Die Vergessenen. Thriller (German Edition)
»Hallo?«
Keine Antwort.
Eva setzt sich an den leeren Schreibtisch in ihrem Wohnzimmer. Vor ihr liegt das Dossier, das Kimski von seinem Vater bekommen hat. Unterzeichnet hat es ein gewisser Rainer Bergmann. Was hinter dem Tod des jungen Historikers steckt, hat Kimski noch gar nicht weiter untersucht. Dabei könnte das Dossier den Schlüssel enthalten, um den Zusammenhang der jüngsten Entwicklungen zu verstehen. Eva nimmt sich vor, Klarheit in die Angelegenheit zu bringen.
Sie packt ihren Laptop aus und findet problemlos Rainer Bergmanns Rufnummer in der Onlineversion des Telefonbuchs. Sie ruft ihn an und stellt sich als Kimskis Bekannte vor.
»Hab ich mir doch gedacht, dass der junge Kimski sich dafür interessieren wird.«
»Ach ja?«
»Ja. Ich kenn ihn schon, da war der noch ein richtiger Zwoggel. Ich wusste immer schon, dass der Junge kein richtiger Bulle ist. Dafür ist er viel zu feinfühlig.«
»Ihr habt wohl alle kein besonders gutes Bild von der Polizei?«
»Mein Bild von der Staatsgewalt hat sich spätestens seit der Hinrichtung von Benno Ohnesorg gewandelt. Damals war ich ja noch ziemlich jung. Ende der Sechziger ging ich noch in die Schule. Erst später fand ich heraus, dass der deutsche Polizeiapparat nach dem Krieg von Altnazis wieder aufgebaut worden war.«
Damit hat er nicht ganz unrecht, übertreibt aber auch ein wenig. Es war nicht der ganze Polizeiapparat von Naziverbrechern unterwandert.
»Kommen wir zurück zu Ihrem Bericht. Sie erwähnen dort keine Namen.«
»Das ist ja nur ein Schmierzettel, um Neugier zu wecken.«
»Sie schreiben, Jonathan Lautenbach hätte in Heidelberg einen Kriegsverbrecher aufgesucht. Verriet er Ihnen den Namen des Mannes?«
»Nein, er hat mir den Namen nicht gesagt.«
Mist.
»Aber es muss sehr schwierig gewesen sein, ihn überhaupt ausfindig zu machen.«
»Hatte er sich gut versteckt?«
»Sozusagen. Er hatte einen neuen Namen angenommen.«
Einen neuen Namen. Eva kommt ein Gedanke, der sie zusammenfahren lässt. »Ich rufe Sie später noch mal an.«
»Aber ich habe doch noch gar nicht alles ...«
Eva hängt auf und wählt umgehend Kimskis Handynummer.
»Der gewünschte Gesprächspartner ist momentan nicht zu erreichen«, teilt ihm eine Stimme auf dem Band mit.

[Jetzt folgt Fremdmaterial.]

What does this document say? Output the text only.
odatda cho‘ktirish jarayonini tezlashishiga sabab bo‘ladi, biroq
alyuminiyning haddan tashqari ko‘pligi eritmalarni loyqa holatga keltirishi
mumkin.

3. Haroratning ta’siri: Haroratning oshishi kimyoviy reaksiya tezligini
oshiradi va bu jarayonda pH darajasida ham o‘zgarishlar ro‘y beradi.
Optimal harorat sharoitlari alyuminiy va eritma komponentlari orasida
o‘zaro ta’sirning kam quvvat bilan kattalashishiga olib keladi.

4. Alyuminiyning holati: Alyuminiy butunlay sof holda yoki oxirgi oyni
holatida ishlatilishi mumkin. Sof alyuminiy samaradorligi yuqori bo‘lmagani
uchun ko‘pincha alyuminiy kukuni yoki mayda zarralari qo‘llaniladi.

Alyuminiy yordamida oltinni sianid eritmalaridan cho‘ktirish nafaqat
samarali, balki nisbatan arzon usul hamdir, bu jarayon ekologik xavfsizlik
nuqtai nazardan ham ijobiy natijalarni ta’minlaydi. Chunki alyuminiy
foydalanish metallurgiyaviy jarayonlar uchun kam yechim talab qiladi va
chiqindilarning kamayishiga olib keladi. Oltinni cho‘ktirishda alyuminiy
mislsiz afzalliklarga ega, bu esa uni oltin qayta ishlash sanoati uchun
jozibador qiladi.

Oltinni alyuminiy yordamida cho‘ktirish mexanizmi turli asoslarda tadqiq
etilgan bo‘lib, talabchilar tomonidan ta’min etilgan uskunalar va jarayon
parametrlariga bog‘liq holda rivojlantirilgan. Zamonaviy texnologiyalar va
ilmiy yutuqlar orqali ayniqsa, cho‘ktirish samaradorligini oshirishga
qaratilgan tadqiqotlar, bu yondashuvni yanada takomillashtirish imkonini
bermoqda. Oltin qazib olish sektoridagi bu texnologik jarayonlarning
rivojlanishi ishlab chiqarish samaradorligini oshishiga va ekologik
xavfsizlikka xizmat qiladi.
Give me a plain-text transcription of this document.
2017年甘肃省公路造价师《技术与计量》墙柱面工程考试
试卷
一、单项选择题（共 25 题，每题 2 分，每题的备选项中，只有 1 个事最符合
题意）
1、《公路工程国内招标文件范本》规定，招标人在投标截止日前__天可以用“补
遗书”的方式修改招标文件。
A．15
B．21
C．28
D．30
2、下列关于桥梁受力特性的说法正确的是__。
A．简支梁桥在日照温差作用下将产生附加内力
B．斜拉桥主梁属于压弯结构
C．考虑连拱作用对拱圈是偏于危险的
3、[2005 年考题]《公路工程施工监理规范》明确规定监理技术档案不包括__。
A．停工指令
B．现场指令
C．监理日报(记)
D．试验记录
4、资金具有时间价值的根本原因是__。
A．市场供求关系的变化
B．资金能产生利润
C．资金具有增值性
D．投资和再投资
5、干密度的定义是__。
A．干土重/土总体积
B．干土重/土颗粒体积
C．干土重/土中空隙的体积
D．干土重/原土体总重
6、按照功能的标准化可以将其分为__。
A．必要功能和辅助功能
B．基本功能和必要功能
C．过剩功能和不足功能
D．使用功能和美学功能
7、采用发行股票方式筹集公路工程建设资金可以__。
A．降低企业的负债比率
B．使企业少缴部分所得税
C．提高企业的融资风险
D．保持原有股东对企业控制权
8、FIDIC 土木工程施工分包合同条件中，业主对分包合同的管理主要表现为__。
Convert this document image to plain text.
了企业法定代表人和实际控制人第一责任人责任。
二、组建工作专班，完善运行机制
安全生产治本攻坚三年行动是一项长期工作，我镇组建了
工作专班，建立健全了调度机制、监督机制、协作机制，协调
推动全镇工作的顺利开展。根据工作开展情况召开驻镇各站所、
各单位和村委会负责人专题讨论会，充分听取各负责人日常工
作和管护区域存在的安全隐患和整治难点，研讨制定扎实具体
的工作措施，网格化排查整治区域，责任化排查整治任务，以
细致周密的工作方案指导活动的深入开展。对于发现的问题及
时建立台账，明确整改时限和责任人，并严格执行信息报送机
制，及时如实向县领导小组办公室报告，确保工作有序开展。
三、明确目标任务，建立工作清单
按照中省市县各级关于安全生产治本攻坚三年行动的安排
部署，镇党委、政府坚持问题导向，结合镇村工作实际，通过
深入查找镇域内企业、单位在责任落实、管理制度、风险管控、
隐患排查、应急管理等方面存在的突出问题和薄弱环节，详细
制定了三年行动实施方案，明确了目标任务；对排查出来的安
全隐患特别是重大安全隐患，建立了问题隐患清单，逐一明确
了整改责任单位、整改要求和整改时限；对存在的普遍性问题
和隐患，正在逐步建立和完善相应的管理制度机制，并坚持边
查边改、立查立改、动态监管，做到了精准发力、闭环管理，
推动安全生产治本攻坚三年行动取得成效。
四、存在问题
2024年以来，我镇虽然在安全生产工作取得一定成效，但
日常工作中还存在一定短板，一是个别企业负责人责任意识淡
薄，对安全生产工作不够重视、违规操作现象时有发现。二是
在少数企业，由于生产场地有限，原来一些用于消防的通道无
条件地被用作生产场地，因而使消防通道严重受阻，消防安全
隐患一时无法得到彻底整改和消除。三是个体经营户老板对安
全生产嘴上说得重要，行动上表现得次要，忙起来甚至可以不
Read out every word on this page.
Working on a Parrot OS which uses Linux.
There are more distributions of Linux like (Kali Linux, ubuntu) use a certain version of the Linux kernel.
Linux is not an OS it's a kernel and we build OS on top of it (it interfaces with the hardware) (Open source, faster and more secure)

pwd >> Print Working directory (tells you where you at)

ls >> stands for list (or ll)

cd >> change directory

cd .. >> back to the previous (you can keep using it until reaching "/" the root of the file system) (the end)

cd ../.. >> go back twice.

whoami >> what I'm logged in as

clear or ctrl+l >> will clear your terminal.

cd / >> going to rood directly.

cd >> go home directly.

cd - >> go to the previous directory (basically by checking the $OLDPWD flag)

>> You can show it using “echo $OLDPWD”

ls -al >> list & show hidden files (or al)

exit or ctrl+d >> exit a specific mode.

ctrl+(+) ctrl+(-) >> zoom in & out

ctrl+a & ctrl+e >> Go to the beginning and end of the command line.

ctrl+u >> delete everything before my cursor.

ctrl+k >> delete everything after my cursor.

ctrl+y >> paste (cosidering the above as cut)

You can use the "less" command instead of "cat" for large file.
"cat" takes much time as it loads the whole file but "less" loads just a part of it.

Cazzo! Kann es wirklich so gewesen sein? Wenn ja, dann ist vielleicht alles doch ganz einfach.
Ihr kommt noch eine Idee. Wie hieß doch gleich dieser SS-Typ? Schulze, hat Kimski gesagt. Eva öffnet das Fenster ihres Webbrowsers erneut, ruft die Google-Suchmaschine auf und gibt auf gut Glück die Begriffe Schulze und Schloss-Wolfsbrunnenweg ein. Die Suche dauert 0,17 Sekunden, wie sie dem oberen Rand der neu aufgebauten Seite entnimmt. Die ersten zehn von insgesamt dreiunddreißig Suchergebnissen werden angezeigt. Wer hätte gedacht, dass es so einfach werden würde? Treffer für Treffer klickt sie sich durch die Ergebnisse.
Kimski entdeckt Adelbert Kampowski im großen Salon im Erdgeschoss der Villa. Der Alte hängt wie bei seinem letzten Besuch etwas schief im Rollstuhl und klammert sich mit beiden Armen an den Lehnen fest, so als hätte er Angst herauszufallen. Das Licht des Leuchters ist gedimmt und im Halbdunkel wirkt er wie ein Schatten seiner selbst. Sein rasselnder Atem ist laut und deutlich im gesamten Raum zu hören.
»Da sind Sie ja endlich.«
»Die Tür war offen«, sagt Kimski, der sich mit dem Degen in der Hand im Türrahmen stehend komisch vorkommt.
»Ich bat darum, die Tür offen zu lassen. Ich hätte Ihnen ja schlecht öffnen können.«
»Wo ist Ihre Frau? Und das Personal?«
»Ich musste sie wegschicken.«
»Warum?«
Der Alte antwortet Kimski nicht. Dann betätigt er einen Schalter und der Rollstuhl setzt sich quietschend in Bewegung. Er fährt auf Kimski zu und bleibt genau vor ihm stehen. Er mustert ihn mit starrem Blick eingehend.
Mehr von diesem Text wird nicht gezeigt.